We find a similar distinction among providentialist philosophers of history. St. Augustine and Bossuet argue that God sets the course of the world, and salvation history manifested in the world is the evidence of divine intervention in the world. On the other hand, some philosophers no less attached to the role of divine providence eschew any realization of providence in the material world. In this camp we can place Simone Weil, and, I think also, Berdyaev. Like Weil, Berdyeav emphasizes eternity, though while Weil is a Platonist, Berdyaev is more traditionally religious, so that his eternity is an eschatology that lies outside and beyond history.
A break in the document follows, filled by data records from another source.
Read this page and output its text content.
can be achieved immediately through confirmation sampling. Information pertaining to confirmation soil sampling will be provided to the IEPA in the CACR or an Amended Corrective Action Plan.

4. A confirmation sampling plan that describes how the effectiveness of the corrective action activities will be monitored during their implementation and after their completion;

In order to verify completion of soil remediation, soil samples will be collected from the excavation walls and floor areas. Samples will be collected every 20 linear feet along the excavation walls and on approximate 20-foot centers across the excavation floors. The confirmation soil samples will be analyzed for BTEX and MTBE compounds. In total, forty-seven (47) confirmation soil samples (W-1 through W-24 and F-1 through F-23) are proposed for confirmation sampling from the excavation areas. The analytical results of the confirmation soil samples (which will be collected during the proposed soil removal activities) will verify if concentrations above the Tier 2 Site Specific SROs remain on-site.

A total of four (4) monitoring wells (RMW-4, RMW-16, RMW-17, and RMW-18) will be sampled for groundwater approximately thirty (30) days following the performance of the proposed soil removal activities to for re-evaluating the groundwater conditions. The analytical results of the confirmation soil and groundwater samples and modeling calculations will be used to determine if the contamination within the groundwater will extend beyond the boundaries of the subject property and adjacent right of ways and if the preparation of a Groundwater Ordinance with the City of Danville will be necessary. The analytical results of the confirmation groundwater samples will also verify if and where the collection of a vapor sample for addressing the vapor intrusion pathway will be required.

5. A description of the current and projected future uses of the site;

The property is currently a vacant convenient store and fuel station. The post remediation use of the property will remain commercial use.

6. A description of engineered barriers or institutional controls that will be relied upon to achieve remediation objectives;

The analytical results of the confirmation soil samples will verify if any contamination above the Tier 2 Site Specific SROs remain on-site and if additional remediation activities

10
At the same time, it is an eschatology firmly rooted in the human horror of death, and so it is something we can all understand:
“Death not merely makes life senseless and corruptible: it is also a sign, coming from the depths, of there being a higher meaning in life. Not base fear but horror and anguish which death inspires in us prove that we belong not only to the surface but to the depths as well, not only to temporal life but also to eternity. While we are in time, eternity both attracts and horrifies us. We feel horror and anguish not only because all that we hold dear dies and comes to an end, but still more because we are conscious of a yawning abyss between time and eternity. Horror and anguish at having to cross the abyss contain at the same time a hope that the final meaning shall be revealed and realized. Death holds hope as well as horror for man, though he does not always recognize this or call it by an appropriate name. The meaning that comes from the other world is like a scorching flame to us and demands that we should pass through death. Death is not only a biological and psychological fact but a spiritual fact as well. The meaning of death is that there can be no eternity in time and that an endless temporal series would be meaningless.”
My response to this is that Berdyaev has achieved an almost complete and perfect antithesis of naturalism without any condemnation or denial of the natural world. That is an achievement in itself. I agree with Berdyaev that death is a spiritual fact in addition to being a biological fact, but every other claim he makes is essentially a mirror image of how I would approach the human response to death, time, and eternity.
It is an inversion of my view, but not a negation. This is because Berdyaev has identified crucial human experiences, and any philosophy of history that honestly reckons with the reality of human life, which inevitably leads to death, needs to be equally straight-forward in acknowledging the horror and anguish, the desire for some consoling hope, the apparent senselessness of a life that must end, and the strange attraction of the idea of eternity.